Dad cleared his throat. There was a moment of silence before he finally spoke in Korean."Cara, I don't like this. I don't want this to happen, but it is your choice."

"What!" Mom screamed so loud in the background that I had to move my phone away from my ear.

"As your parents, we can tell you what we want, but in the end, it is your life and it is how you want to live. We may not like it, but we can't do anything about it," Dad continued calmly.

"If she was a boy then you would have cared," Mom ranted in the background.

Dad sighed into the phone. "Did you find a good person?"

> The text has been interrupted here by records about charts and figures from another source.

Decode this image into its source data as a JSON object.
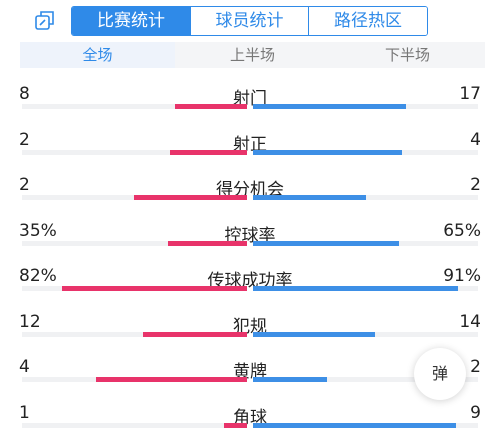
{
  "header": {
    "share_icon": "share-icon",
    "tabs": [
      {
        "label": "比赛统计",
        "active": true
      },
      {
        "label": "球员统计",
        "active": false
      },
      {
        "label": "路径热区",
        "active": false
      }
    ]
  },
  "subtabs": [
    {
      "label": "全场",
      "active": true
    },
    {
      "label": "上半场",
      "active": false
    },
    {
      "label": "下半场",
      "active": false
    }
  ],
  "colors": {
    "home": "#e8336a",
    "away": "#3d8fe6",
    "accent": "#2f8ae8"
  },
  "stats": [
    {
      "label": "射门",
      "left": "8",
      "right": "17",
      "left_share": 0.32,
      "right_share": 0.68
    },
    {
      "label": "射正",
      "left": "2",
      "right": "4",
      "left_share": 0.34,
      "right_share": 0.66
    },
    {
      "label": "得分机会",
      "left": "2",
      "right": "2",
      "left_share": 0.5,
      "right_share": 0.5
    },
    {
      "label": "控球率",
      "left": "35%",
      "right": "65%",
      "left_share": 0.35,
      "right_share": 0.65
    },
    {
      "label": "传球成功率",
      "left": "82%",
      "right": "91%",
      "left_share": 0.82,
      "right_share": 0.91
    },
    {
      "label": "犯规",
      "left": "12",
      "right": "14",
      "left_share": 0.46,
      "right_share": 0.54
    },
    {
      "label": "黄牌",
      "left": "4",
      "right": "2",
      "left_share": 0.67,
      "right_share": 0.33
    },
    {
      "label": "角球",
      "left": "1",
      "right": "9",
      "left_share": 0.1,
      "right_share": 0.9
    }
  ],
  "float_button": {
    "label": "弹"
  }
}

"Yes." The answer was automatic to me.

"Then live your life," Dad stated.

"Thank you, Appa." Tears streamed across my face and I didn't care.

"Goodbye...Cara." Dad ended the call as mom started to wail.

I was numb with shock. Why did that goodbye sound like goodbye forever? My phone just fell out of my hands and onto the desk. I did expect my mom to have the reaction that she did. My dad was a surprise. How could a man that said some of the most homophobic things in the past be so completely calm about his daughter coming out? My mind was blown. Did he changed that much over the years or was it because I was his daughter? For a few moments I sat there, tears pooling around my eyes as I silently sobbed until I could cry no more.